The functional implications these brain changes may have for birthing parents have yet to be determined, said Dr. Elseline Hoekzema, head of the Pregnancy and the Brain Lab at Amsterdam University Medical Center, via email. Hoekzema wasn’t involved in the study.

However, some of Hoekzema’s previous work has indicated associations between pregnancy-related brain changes and the ways a birthing parent’s brain and body respond and bond to infants’ cues, Hoekzema added. These findings are also in line with animal studies showing brain changes that were critical for the onset and continuation of maternal care.

The decreases in gray matter volume and cortical thickness could point toward an idea that for the maternal brain, “it looks like less really may be more,” Pawluski said. “It’s potentially becoming more efficient.”

The increase in white matter microstructure, on the other hand, could mean “an increase in the exchange of information and communication between different brain areas,” Pawluski said.

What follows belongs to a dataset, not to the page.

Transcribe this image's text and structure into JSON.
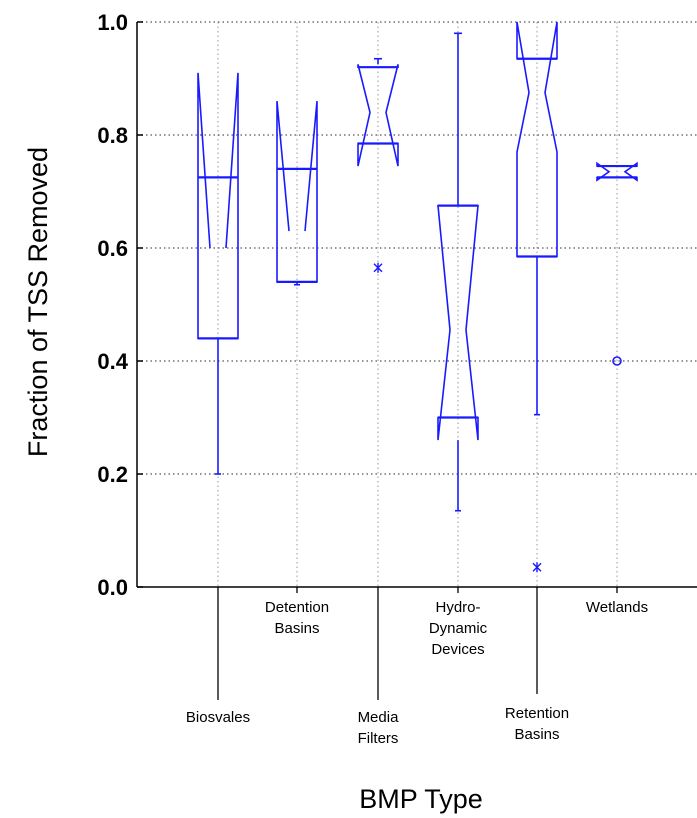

The findings may also have important implications for preventing or treating perinatal mental health issues or supporting a healthy transition to motherhood.

Of course, these neural shifts occurring in one woman doesn’t mean they happen for all or to the same extent for everyone, so replication in studies with higher numbers of participants is needed, experts said.

However, research thus far shows the changes “are relatively very consistent across different women,” Hoekzema said. “In one study we found that all the participants could be classified as having been pregnant or not by a computer algorithm based only on the changes in their brains. And so far we’ve already replicated these changes.”

Despite the unanswered questions, Pawluski said she wants birthing parents to know these changes are normal and healthy, rather than a deficit that some people believe is a stereotypical experience of motherhood.

“Our ignorance has consequences,” Jacobs said. Scientists haven’t had the data, for example, to predict postpartum depression before it manifests or to understand the long-term effects of preeclampsia on brain health.

The study also represents the launch of the Maternal Brain Project, an international effort supported by the Ann S. Bowers Women’s Brain Health Initiative and the Chan Zuckerberg Initiative, for which a much larger cohort of women and their partners are being enrolled at UC Santa Barbara and in Spain.

“We need better data,” Jacobs added. “Of the 50,000 brain imaging articles published in the last 30 years, less than half of one per cent focus on health factors unique to women, like pregnancy. So, when we talk about the scientific body of knowledge, we’ve got to consider whose body does it serve.”